Jones prioritized the creation of a new $50 million child tax credit, which will provide direct assistance to families raising young children on modest incomes—scaling up a more modest proposal introduced by the governor last spring in order to reach more families struggling with rising costs.

The state’s new budget increases funding for Home Illinois, an innovative, multifaceted approach addressing homelessness. In the program’s first year of existence, Home Illinois created and preserved 4,700 units of affordable rental housing, and supported 416 permanent supportive housing units for people earning less than the area median income. Jones’ expanded investment in Home Illinois is directed in part at prioritizing the recommendations of the Racial Equity Roundtable on Black Homelessness, which identified systemic inequities that perpetuate homelessness in Black communities.

Jones also prioritized tools local governments need to address the broken property tax system, including $350 million in new funding for classroom education and nearly $500 million in new support for local governments. Jones worked to enact a local road improvement plan, which directs state funds to historically underfunded communities for the purposes of repairing local roads.

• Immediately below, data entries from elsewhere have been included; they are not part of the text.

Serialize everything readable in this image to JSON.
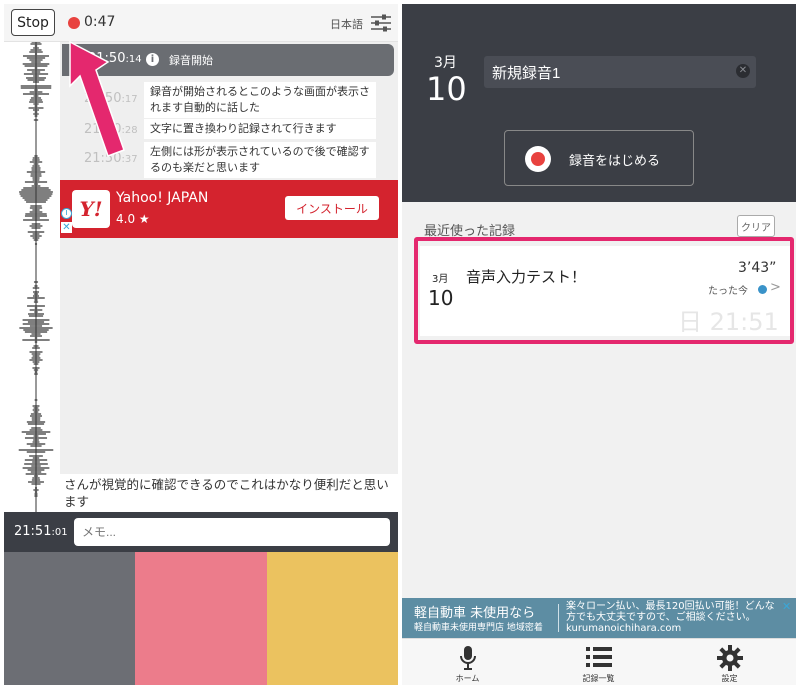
{
  "left": {
    "stop_label": "Stop",
    "rec_time": "0:47",
    "language": "日本語",
    "start_banner": {
      "time_main": "21:50",
      "time_sub": ":14",
      "text": "録音開始"
    },
    "logs": [
      {
        "time_main": "21:50",
        "time_sub": ":17",
        "text": "録音が開始されるとこのような画面が表示されます自動的に話した"
      },
      {
        "time_main": "21:50",
        "time_sub": ":28",
        "text": "文字に置き換わり記録されて行きます"
      },
      {
        "time_main": "21:50",
        "time_sub": ":37",
        "text": "左側には形が表示されているので後で確認するのも楽だと思います"
      }
    ],
    "ad": {
      "name": "Yahoo! JAPAN",
      "rating": "4.0 ★",
      "install_label": "インストール",
      "logo": "Y!"
    },
    "bottom_text": "さんが視覚的に確認できるのでこれはかなり便利だと思います",
    "memo_time_main": "21:51",
    "memo_time_sub": ":01",
    "memo_placeholder": "メモ...",
    "colors": [
      "#6c6e74",
      "#ec7c8b",
      "#ebc25f"
    ]
  },
  "right": {
    "date_month": "3月",
    "date_day": "10",
    "title_value": "新規録音1",
    "start_button_label": "録音をはじめる",
    "recent_label": "最近使った記録",
    "clear_label": "クリア",
    "record": {
      "month": "3月",
      "day": "10",
      "title": "音声入力テスト！",
      "duration": "3’43”",
      "ago": "たった今",
      "datetime": "日 21:51"
    },
    "ad": {
      "title": "軽自動車 未使用なら",
      "subtitle": "軽自動車未使用専門店 地域密着",
      "desc": "楽々ローン払い、最長120回払い可能！どんな方でも大丈夫ですので、ご相談ください。 kurumanoichihara.com"
    },
    "tabs": [
      {
        "label": "ホーム",
        "icon": "microphone-icon"
      },
      {
        "label": "記録一覧",
        "icon": "list-icon"
      },
      {
        "label": "設定",
        "icon": "gear-icon"
      }
    ]
  },
  "accent_colors": {
    "highlight": "#e4286e",
    "record_red": "#e8423f",
    "dark": "#3b3e45"
  }
}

Jones passed legislation to cover the testing of inherited gene mutation diseases (House Bill 4562). Current law only covers the most common types of gene testing – BRCA 1 and 2 – which is the highest indicator of breast and ovarian cancers, whereas his legislation would allow for high-risk gene mutations through a more comprehensive panel of “multi-gene” testing.

“Testing for genetic-based diseases and illnesses have revolutionized our ability to address systemic health issues, but coverage for these tests hasn’t kept up with advancements. I’m proud to have fought for this commonsense change and brought security to our Illinois families that live in uncertainty about if their children, parents or themselves may face a genetic-based illness, but may not know it.”